Abstract
Background and aims. In 2010, national guidelines for management of severe sepsis and septic shock were issued in Estonia. The present clinical audit was conducted in 2015 to assess adherence to these guidelines at 12 Estonian acute care hospitals.
Methods. The cases for the audit were identified through the database of the Estonian Health Insurance Fund. The data of the patients treated in the period from 1.07.2013 to 30.06.2014 were searched to obtain a list of ICD-10 diagnoses, which was believed to cover most of possible infectious diseases by the auditors. From this cohort, 271 cases were randomly selected for detailed examination so that the weight of different hospitals was well balanced in the study group. Thereafter, the respective case reports, including all relevant documentation, were retrieved from the participating hospitals. A detailed examination of the 271 patients identified 141 cases where severe sepsis or septic shock was present already at admission. These cases were further analysed in depth.
Results. The main causes of sepsis were respiratory, urinary and abdominal infections. Of the patients 52% were aged over 70 years. Only 33% of cases there were assessed as critical conditions at admission (red or yellow triage category). Blood cultures were obtained within the first hour in 6 % of patients and within 4 hours in 48%. In 21% of the patients, blood cultures were not taken. Antibacterial treatment was started within the first hour in 6% of the cases and within 4 hours in 66%. Serum lactate at admission was measured in 53% of the patients. All patients received intravenous fluid therapy. The amount of fluids administered in emergency department was below 500 ml in 21%, 500 to 1000 ml in 30%, and 1000 to 1500 in 18% of the cases. Hospital mortality for all 271 patients was 42.4% and it was 59.2% at 6 months.

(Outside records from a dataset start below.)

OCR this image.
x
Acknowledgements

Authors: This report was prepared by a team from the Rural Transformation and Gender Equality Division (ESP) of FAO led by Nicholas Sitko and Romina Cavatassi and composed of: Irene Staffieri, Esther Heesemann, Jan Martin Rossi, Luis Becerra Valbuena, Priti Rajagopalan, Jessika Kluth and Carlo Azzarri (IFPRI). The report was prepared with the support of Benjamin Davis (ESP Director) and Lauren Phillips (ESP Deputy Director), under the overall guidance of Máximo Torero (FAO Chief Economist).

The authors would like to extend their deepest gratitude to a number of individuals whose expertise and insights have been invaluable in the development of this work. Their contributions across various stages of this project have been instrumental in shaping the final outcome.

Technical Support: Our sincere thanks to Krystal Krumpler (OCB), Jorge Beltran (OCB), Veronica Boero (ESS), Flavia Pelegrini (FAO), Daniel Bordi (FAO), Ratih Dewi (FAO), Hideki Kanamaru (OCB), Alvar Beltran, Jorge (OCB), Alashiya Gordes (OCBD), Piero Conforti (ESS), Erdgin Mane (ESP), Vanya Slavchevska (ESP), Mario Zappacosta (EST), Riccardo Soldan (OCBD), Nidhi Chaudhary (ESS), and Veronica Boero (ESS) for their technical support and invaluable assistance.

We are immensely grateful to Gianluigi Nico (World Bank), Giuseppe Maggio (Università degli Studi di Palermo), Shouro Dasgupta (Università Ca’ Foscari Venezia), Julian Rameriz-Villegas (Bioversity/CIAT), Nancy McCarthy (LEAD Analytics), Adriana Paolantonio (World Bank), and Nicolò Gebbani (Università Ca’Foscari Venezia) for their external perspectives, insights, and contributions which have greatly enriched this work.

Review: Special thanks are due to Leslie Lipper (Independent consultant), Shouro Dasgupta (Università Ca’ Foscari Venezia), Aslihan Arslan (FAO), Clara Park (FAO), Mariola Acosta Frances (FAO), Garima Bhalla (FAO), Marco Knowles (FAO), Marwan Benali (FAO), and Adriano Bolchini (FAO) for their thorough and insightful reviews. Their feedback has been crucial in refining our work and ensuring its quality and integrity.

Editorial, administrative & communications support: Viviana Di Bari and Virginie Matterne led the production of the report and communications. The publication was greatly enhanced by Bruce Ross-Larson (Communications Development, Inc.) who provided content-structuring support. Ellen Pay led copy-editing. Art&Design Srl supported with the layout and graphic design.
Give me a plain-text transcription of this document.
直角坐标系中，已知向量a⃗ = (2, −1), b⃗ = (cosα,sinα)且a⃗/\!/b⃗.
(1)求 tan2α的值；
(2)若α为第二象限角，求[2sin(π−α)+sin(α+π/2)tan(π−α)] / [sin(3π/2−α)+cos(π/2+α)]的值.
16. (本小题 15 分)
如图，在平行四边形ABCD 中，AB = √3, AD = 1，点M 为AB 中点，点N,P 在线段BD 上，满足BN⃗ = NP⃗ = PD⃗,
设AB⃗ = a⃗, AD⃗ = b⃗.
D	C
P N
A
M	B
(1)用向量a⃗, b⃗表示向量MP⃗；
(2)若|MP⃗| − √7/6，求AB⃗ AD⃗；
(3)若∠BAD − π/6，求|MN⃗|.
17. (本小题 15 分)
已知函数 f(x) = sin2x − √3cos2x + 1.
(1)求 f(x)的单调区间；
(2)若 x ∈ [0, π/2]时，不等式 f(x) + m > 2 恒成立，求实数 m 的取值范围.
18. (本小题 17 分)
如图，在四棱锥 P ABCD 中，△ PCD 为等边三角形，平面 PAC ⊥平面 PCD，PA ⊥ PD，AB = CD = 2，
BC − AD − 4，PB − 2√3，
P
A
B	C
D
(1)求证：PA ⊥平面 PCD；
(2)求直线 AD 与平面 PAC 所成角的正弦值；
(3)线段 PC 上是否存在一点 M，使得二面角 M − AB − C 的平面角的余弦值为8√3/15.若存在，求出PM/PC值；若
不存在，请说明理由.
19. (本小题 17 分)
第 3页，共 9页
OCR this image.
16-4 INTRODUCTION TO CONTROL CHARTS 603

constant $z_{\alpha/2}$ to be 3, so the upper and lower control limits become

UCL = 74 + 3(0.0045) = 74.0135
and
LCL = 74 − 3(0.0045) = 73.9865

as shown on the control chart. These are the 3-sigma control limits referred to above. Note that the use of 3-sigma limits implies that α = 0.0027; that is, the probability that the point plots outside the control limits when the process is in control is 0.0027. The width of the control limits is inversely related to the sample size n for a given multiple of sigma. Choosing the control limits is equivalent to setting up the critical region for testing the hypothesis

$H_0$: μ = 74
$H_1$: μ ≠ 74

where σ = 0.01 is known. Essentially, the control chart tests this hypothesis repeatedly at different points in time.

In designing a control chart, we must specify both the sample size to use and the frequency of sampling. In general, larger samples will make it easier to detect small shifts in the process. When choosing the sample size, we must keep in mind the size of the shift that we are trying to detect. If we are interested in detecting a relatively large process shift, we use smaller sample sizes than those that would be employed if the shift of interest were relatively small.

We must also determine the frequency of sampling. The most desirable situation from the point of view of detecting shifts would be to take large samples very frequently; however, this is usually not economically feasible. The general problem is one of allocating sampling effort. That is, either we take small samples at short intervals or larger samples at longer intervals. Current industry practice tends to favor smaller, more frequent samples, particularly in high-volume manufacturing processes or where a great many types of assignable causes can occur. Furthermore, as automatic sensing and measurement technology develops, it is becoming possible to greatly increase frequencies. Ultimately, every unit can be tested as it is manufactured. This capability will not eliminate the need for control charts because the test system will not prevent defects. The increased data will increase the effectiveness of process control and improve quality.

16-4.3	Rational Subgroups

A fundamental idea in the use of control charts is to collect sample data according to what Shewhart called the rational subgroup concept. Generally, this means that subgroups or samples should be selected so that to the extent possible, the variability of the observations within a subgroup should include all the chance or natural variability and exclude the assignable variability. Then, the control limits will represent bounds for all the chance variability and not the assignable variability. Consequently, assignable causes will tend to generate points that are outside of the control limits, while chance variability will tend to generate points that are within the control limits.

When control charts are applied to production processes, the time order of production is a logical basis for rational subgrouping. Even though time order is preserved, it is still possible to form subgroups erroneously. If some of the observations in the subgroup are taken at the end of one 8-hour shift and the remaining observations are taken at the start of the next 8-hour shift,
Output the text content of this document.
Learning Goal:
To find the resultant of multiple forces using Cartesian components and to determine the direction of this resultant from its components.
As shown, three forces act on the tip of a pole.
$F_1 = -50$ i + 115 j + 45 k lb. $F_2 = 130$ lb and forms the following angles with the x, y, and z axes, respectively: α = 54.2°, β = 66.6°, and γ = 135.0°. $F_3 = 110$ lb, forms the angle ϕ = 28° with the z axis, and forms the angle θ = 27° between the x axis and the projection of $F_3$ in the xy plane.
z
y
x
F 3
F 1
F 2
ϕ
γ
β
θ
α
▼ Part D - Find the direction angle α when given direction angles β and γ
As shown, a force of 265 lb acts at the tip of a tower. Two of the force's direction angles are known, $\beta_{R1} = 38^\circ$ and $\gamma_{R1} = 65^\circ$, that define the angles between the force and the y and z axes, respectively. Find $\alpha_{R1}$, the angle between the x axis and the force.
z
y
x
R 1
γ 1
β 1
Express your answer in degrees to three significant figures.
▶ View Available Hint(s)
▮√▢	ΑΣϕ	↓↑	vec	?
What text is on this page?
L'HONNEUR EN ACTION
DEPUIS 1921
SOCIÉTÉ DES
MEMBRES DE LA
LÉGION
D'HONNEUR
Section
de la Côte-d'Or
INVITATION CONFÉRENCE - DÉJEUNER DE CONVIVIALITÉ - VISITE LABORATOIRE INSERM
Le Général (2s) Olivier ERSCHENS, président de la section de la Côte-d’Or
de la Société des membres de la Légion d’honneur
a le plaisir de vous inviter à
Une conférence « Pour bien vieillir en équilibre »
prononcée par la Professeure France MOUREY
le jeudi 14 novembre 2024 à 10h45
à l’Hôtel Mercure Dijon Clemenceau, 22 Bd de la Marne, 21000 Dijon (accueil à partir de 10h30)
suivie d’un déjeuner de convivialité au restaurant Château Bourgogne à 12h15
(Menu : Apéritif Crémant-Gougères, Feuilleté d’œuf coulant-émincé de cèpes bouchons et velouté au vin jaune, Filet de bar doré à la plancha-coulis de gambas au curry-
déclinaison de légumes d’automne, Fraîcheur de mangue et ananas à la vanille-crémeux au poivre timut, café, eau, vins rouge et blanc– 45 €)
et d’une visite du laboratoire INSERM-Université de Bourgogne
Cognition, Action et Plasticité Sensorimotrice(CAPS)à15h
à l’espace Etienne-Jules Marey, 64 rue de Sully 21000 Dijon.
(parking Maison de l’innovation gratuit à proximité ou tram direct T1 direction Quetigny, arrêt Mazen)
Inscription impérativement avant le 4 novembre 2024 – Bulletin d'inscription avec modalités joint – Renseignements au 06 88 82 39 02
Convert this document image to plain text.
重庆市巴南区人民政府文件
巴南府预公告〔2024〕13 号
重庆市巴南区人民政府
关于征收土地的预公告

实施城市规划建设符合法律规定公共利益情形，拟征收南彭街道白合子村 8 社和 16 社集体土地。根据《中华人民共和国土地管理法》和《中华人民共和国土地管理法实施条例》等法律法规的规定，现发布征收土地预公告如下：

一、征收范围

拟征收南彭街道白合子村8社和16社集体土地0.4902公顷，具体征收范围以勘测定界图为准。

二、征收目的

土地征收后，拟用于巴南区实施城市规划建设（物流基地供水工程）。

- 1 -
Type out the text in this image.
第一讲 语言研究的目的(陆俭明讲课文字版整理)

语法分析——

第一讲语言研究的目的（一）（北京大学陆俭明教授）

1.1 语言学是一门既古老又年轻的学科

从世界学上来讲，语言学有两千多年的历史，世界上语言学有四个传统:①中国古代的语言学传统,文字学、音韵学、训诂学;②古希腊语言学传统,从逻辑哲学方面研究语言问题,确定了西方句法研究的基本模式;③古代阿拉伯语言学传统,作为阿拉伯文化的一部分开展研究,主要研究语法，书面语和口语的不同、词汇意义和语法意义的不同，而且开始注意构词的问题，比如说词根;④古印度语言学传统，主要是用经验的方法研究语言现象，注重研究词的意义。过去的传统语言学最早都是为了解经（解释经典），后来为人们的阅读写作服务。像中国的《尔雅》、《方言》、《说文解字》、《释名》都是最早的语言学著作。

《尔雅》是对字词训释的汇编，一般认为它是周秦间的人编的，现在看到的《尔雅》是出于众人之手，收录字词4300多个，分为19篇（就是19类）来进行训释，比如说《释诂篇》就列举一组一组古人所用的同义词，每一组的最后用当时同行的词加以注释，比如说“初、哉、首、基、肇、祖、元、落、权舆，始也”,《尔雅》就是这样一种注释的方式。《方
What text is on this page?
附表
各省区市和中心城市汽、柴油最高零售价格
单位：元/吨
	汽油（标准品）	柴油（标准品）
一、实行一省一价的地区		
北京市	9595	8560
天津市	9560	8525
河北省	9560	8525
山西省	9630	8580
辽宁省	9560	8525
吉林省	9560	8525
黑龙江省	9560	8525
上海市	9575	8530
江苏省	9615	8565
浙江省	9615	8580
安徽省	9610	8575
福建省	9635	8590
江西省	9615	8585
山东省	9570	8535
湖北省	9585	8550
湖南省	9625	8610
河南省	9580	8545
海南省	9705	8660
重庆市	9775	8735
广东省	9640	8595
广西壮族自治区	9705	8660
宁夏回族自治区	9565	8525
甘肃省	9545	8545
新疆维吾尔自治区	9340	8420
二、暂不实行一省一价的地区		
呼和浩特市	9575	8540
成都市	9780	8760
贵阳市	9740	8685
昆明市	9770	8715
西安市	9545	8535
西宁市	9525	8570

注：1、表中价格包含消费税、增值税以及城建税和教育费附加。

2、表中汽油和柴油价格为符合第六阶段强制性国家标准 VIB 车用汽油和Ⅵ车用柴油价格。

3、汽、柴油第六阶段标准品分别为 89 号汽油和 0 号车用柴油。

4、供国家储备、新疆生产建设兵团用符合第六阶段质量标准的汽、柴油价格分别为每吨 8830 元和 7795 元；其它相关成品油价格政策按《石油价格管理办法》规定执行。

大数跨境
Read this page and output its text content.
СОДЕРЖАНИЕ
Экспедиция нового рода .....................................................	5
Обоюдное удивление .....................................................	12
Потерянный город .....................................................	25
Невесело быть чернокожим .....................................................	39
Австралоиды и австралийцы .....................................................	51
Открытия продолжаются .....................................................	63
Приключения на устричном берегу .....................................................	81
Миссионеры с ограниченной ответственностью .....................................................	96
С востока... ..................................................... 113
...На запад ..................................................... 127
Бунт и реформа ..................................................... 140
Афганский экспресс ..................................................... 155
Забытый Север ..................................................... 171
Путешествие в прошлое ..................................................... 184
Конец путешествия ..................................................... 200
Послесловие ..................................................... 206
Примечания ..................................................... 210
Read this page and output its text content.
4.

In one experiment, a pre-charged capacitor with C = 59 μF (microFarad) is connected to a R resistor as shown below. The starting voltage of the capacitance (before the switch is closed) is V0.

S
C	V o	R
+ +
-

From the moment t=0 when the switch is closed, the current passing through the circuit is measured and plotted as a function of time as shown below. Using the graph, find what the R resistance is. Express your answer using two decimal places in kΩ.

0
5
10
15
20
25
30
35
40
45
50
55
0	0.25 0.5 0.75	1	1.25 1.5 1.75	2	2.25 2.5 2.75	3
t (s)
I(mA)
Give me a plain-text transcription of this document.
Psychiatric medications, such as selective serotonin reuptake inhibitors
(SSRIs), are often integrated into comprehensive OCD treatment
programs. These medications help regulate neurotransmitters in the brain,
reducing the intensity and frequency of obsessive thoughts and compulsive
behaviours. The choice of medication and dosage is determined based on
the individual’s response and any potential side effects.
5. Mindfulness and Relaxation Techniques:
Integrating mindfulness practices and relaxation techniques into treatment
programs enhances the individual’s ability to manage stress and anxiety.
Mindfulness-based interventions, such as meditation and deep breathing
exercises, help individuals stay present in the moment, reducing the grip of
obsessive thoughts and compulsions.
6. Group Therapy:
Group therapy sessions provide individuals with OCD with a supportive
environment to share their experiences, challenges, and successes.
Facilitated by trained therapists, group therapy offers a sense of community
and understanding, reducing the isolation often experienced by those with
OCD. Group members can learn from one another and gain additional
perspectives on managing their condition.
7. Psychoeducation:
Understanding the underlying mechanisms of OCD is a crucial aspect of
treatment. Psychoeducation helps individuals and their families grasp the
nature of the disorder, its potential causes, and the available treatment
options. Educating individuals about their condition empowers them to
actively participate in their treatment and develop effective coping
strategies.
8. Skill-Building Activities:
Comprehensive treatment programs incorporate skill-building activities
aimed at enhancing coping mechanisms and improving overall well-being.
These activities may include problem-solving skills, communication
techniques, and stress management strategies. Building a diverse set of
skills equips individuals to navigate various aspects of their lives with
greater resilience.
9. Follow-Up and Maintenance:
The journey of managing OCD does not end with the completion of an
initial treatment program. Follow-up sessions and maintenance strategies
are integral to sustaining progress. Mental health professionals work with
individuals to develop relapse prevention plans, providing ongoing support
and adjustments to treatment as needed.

Conclusions. Adherence to the national and international guidelines of severe sepsis and septic shock management can be improved in Estonia. Obtaining of blood cultures and treatment with antibiotics are often delayed. Hospitals are encouraged to review standard operating procedures in emergency departments and to facilitate the training of the personnel. Necessary equipment for blood cultures, lactate measurement and stock of antibiotics for empiric therapy have to be immediately accessible for emergency admissions.